The effort also helps Bartell differentiate itself from a bevy of competitors, ranging from grocery stores to national drugstore chains such as CVS, which recently entered the region.

Barber said the company used to market over-the-counter products under its own Bartell Drugs banner years ago. But the retailer was sometimes a low priority for large-scale manufacturers and had trouble getting its orders filled on time “because we weren’t that big,” Barber recalls.

So Bartell now partners with other regional chains that together have about 1,000 stores to sell these products under a collective private label, Premier Value.

But in the case of Emerald & Spruce, Bartell is dealing with smaller, local manufacturers for whom the chain is a big client, Barber said.

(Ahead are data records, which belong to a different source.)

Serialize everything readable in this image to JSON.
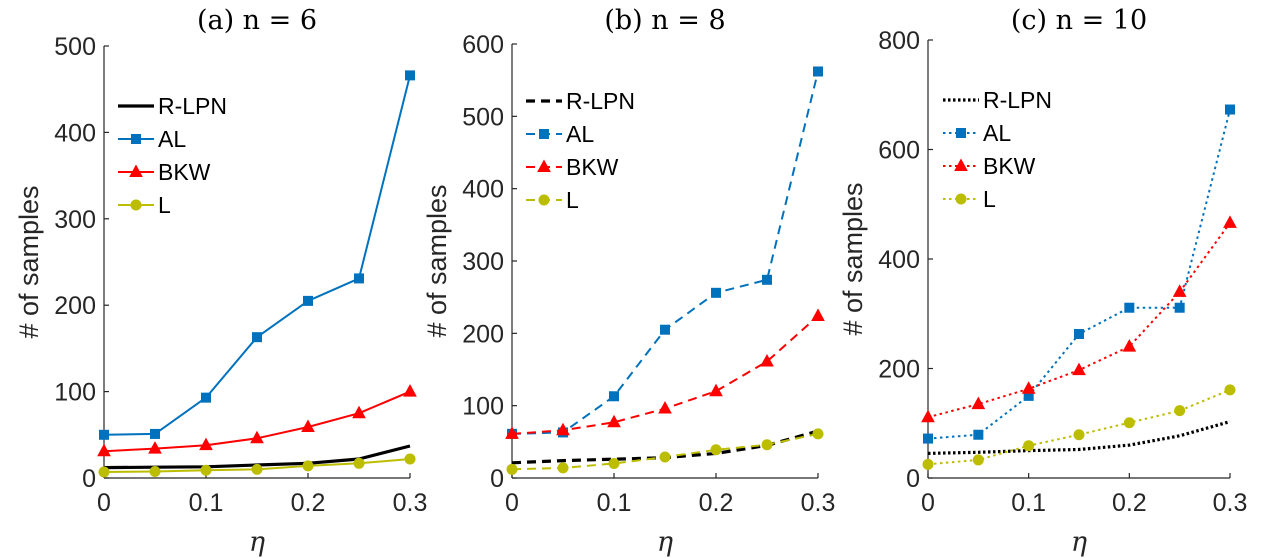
{
  "chart_data": [
    {
      "type": "line",
      "title": "(a) n = 6",
      "xlabel": "η",
      "ylabel": "# of samples",
      "xlim": [
        0,
        0.3
      ],
      "ylim": [
        0,
        500
      ],
      "x": [
        0,
        0.05,
        0.1,
        0.15,
        0.2,
        0.25,
        0.3
      ],
      "xticks": [
        0,
        0.1,
        0.2,
        0.3
      ],
      "xtick_labels": [
        "0",
        "0.1",
        "0.2",
        "0.3"
      ],
      "yticks": [
        0,
        100,
        200,
        300,
        400,
        500
      ],
      "ytick_labels": [
        "0",
        "100",
        "200",
        "300",
        "400",
        "500"
      ],
      "line_style": "solid",
      "legend_position": "top-left",
      "grid": false,
      "series": [
        {
          "name": "R-LPN",
          "color": "#000000",
          "marker": "none",
          "values": [
            12,
            12.5,
            13,
            15,
            17,
            22,
            37
          ]
        },
        {
          "name": "AL",
          "color": "#0072BD",
          "marker": "square",
          "values": [
            50,
            51,
            93,
            163,
            205,
            231,
            466
          ]
        },
        {
          "name": "BKW",
          "color": "#FF0000",
          "marker": "triangle",
          "values": [
            31,
            34,
            38,
            46,
            59,
            75,
            100
          ]
        },
        {
          "name": "L",
          "color": "#BDBD00",
          "marker": "circle",
          "values": [
            7,
            7.5,
            9,
            10,
            14,
            17,
            22
          ]
        }
      ]
    },
    {
      "type": "line",
      "title": "(b) n = 8",
      "xlabel": "η",
      "ylabel": "# of samples",
      "xlim": [
        0,
        0.3
      ],
      "ylim": [
        0,
        600
      ],
      "x": [
        0,
        0.05,
        0.1,
        0.15,
        0.2,
        0.25,
        0.3
      ],
      "xticks": [
        0,
        0.1,
        0.2,
        0.3
      ],
      "xtick_labels": [
        "0",
        "0.1",
        "0.2",
        "0.3"
      ],
      "yticks": [
        0,
        100,
        200,
        300,
        400,
        500,
        600
      ],
      "ytick_labels": [
        "0",
        "100",
        "200",
        "300",
        "400",
        "500",
        "600"
      ],
      "line_style": "dashed",
      "legend_position": "top-left",
      "grid": false,
      "series": [
        {
          "name": "R-LPN",
          "color": "#000000",
          "marker": "none",
          "values": [
            21,
            24,
            26,
            28,
            34,
            45,
            65
          ]
        },
        {
          "name": "AL",
          "color": "#0072BD",
          "marker": "square",
          "values": [
            61,
            63,
            113,
            205,
            256,
            274,
            562
          ]
        },
        {
          "name": "BKW",
          "color": "#FF0000",
          "marker": "triangle",
          "values": [
            61,
            66,
            77,
            96,
            120,
            161,
            224
          ]
        },
        {
          "name": "L",
          "color": "#BDBD00",
          "marker": "circle",
          "values": [
            12,
            14,
            20,
            29,
            39,
            46,
            61
          ]
        }
      ]
    },
    {
      "type": "line",
      "title": "(c) n = 10",
      "xlabel": "η",
      "ylabel": "# of samples",
      "xlim": [
        0,
        0.3
      ],
      "ylim": [
        0,
        800
      ],
      "x": [
        0,
        0.05,
        0.1,
        0.15,
        0.2,
        0.25,
        0.3
      ],
      "xticks": [
        0,
        0.1,
        0.2,
        0.3
      ],
      "xtick_labels": [
        "0",
        "0.1",
        "0.2",
        "0.3"
      ],
      "yticks": [
        0,
        200,
        400,
        600,
        800
      ],
      "ytick_labels": [
        "0",
        "200",
        "400",
        "600",
        "800"
      ],
      "line_style": "dotted",
      "legend_position": "top-left",
      "grid": false,
      "series": [
        {
          "name": "R-LPN",
          "color": "#000000",
          "marker": "none",
          "values": [
            45,
            47,
            50,
            52,
            60,
            77,
            103
          ]
        },
        {
          "name": "AL",
          "color": "#0072BD",
          "marker": "square",
          "values": [
            72,
            79,
            150,
            263,
            311,
            311,
            673
          ]
        },
        {
          "name": "BKW",
          "color": "#FF0000",
          "marker": "triangle",
          "values": [
            111,
            135,
            163,
            197,
            240,
            340,
            466
          ]
        },
        {
          "name": "L",
          "color": "#BDBD00",
          "marker": "circle",
          "values": [
            25,
            33,
            59,
            79,
            101,
            123,
            161
          ]
        }
      ]
    }
  ]
}
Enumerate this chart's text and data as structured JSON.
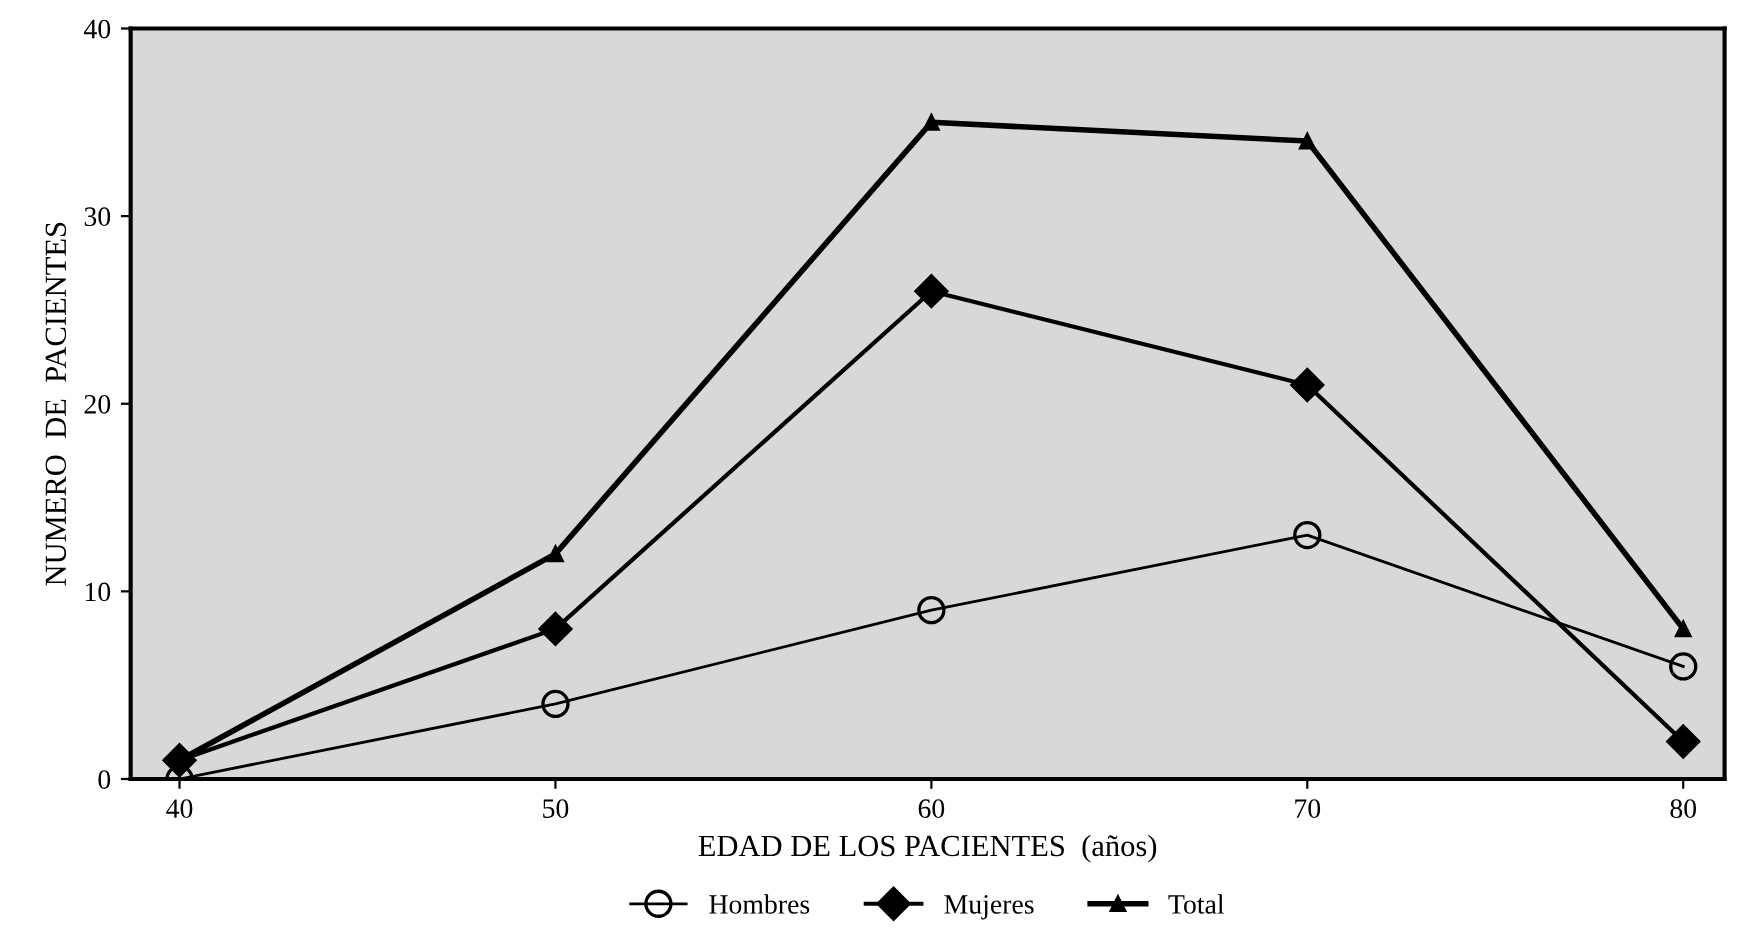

That doesn’t mean there haven’t been challenges already: In December Bartell issued refunds for its ice cream after a listeria recall by the manufacturer, Snoqualmie Ice Cream.

Barber says that the effort so far “is working well. It’s performing as we hoped,” she added. Bartell, which is a privately held company, keeps actual sales figures close to its chest, however.

Emerald & Spruce was created by Hornall Anderson, a brand agency based in Seattle. The idea was to play up Bartell’s being “Northwest neighbors, really delivering an exceptional experience,” said Michael Connors, the firm’s vice president of design. The agency toyed with a bunch of names — they were close to calling it “Hopscotch.”

But Emerald & Spruce — the words projected against a circle that resembles the cross-section of a tree — won out. The brand also has a pattern: a colorful patchwork of triangles that some consumers feel represents a mountain range interspersed with lakes, with lines and dots some see as rain or rivers, according to Connors.

So far Bartell is only selling ice cream, vitamins and dog treats under the Emerald & Spruce brand. Due to staff limitations, “we can’t roll out the quantity of product someone like Trader Joe’s can roll out,” Barber said.

But more stuff is coming: “At some point we’re going to have our own coffee.”